Lt. Gov. Tate Reeves, long considered the front-runner for the Republican nomination for governor, has begun acknowledging the notion of an Aug. 27 runoff for the first time in the 2019 race.
Reeves, who has largely ignored his primary opponents this year and focused his messaging on Democratic front-runner Jim Hood, faces state Rep. Robert Foster and former Supreme Court Justice Bill Waller Jr. in the Aug. 6 primary.
If no candidate earns more than 50 percent of the vote, the top two vote-getters will square off in a runoff election three weeks later.
“Look, there are three people in the Republican primary,” Reeves told WAPT reporter Ross Adams this week. “It’s hard to get to 50 when there are three people. That is our goal. We are working hard every single day to earn the support of every single Mississippian first on primary day, but then again in the general election in November.”
A runoff this year would be the first Republican runoff in a governor’s race since 1991, when political outsider Kirk Fordice forced a runoff with state Auditor Pete Johnson, who had been the perceived front-runner. Fordice went on to win the runoff with 61 percent of the vote.
In a June 29 interview with Mississippi Today, Reeves tamped down expectations by recounting the last two seriously contested GOP gubernatorial primaries: in 1999, when former congressman Mike Parker faced a tough challenge by former Lt. Gov. Eddie Briggs and four others, and in 2011, when then-Lt. Gov. Phil Bryant faced a tough challenge from Gulf Coast businessman Dave Dennis and three others.
“It’s almost as if some have forgotten that in the last two truly contested Republican primaries for governor, the heavy favorite in 1999, Mike Parker, got 51.5 percent,” Reeves said. “The person (Gov. Phil Bryant) whose support I’m honored to have, who served the last eight years as governor, he got 57 percent in the primary. We’ll see where this goes, but I don’t worry about it.”
An NBC News/SurveyMonkey poll released by Mississippi Today on Friday shows that Waller would slightly outperform Reeves in a general election against Hood.
Political observers believe controversy fanned by Foster in recent days could garner him support in the primary and potentially take votes from Reeves.
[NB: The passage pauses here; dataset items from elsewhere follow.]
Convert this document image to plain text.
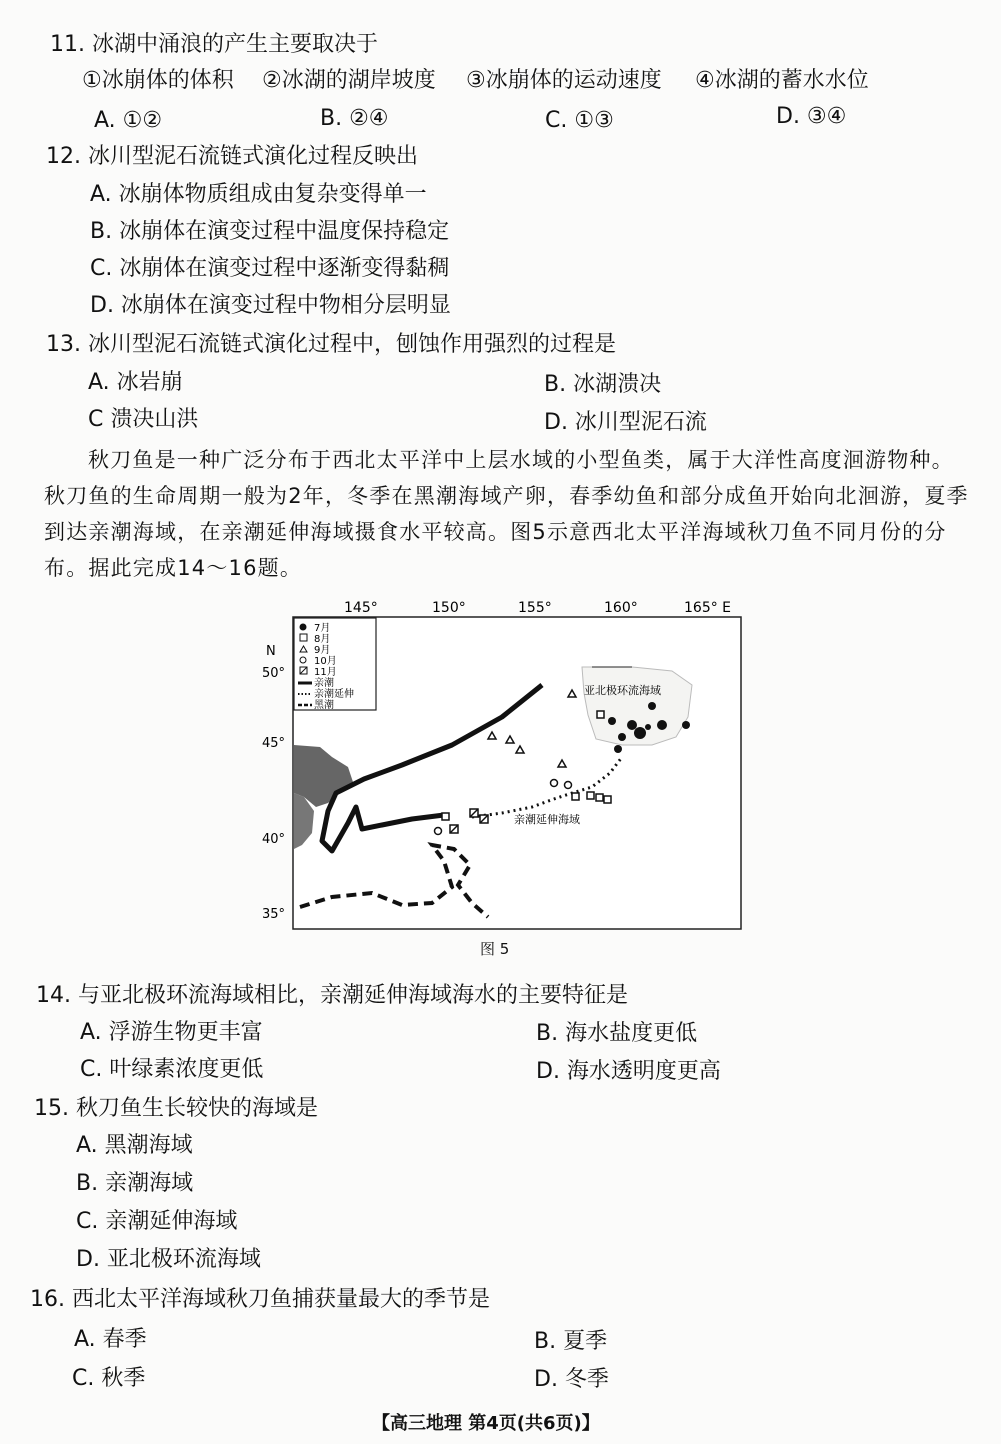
11. 冰湖中涌浪的产生主要取决于
①冰崩体的体积 ②冰湖的湖岸坡度 ③冰崩体的运动速度 ④冰湖的蓄水水位
A. ①②	B. ②④	C. ①③	D. ③④
12. 冰川型泥石流链式演化过程反映出
A. 冰崩体物质组成由复杂变得单一
B. 冰崩体在演变过程中温度保持稳定
C. 冰崩体在演变过程中逐渐变得黏稠
D. 冰崩体在演变过程中物相分层明显
13. 冰川型泥石流链式演化过程中，刨蚀作用强烈的过程是
A. 冰岩崩	B. 冰湖溃决
C 溃决山洪	D. 冰川型泥石流
秋刀鱼是一种广泛分布于西北太平洋中上层水域的小型鱼类，属于大洋性高度洄游物种。
秋刀鱼的生命周期一般为2年，冬季在黑潮海域产卵，春季幼鱼和部分成鱼开始向北洄游，夏季
到达亲潮海域，在亲潮延伸海域摄食水平较高。图5示意西北太平洋海域秋刀鱼不同月份的分
布。据此完成14～16题。
145°	150°	155°	160°	165° E
N
50°
45°
40°
35°
亚北极环流海域
亲潮延伸海域
7月
8月
9月
10月
11月
亲潮
亲潮延伸
黑潮
图 5
14. 与亚北极环流海域相比，亲潮延伸海域海水的主要特征是
A. 浮游生物更丰富	B. 海水盐度更低
C. 叶绿素浓度更低	D. 海水透明度更高
15. 秋刀鱼生长较快的海域是
A. 黑潮海域
B. 亲潮海域
C. 亲潮延伸海域
D. 亚北极环流海域
16. 西北太平洋海域秋刀鱼捕获量最大的季节是
A. 春季	B. 夏季
C. 秋季	D. 冬季
【高三地理 第4页(共6页)】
Foster, who has consistently polled in the upper single digits to lower double digits this year, refused to allow Mississippi Today reporter Larrison Campbell to travel with his campaign without another man present, citing “the Billy Graham Rule.”
Robert Foster, GOP governor candidate, denies woman reporter access because of her gender
In the days after Foster’s decision garnered national headlines, Waller also said he abides by the rule popularized late evangelist Billy Graham that says a man cannot be alone with a woman he isn’t married to.
Two key moments remain in the 2019 governor’s race before the primary: The only televised debate between the three GOP candidates on July 23, and the Neshoba County Fair speeches on Aug. 1.
Both events will grant the candidates broad public attention, as the debate will be shown in TV markets across the state, and the fair will be closely covered by media around the state.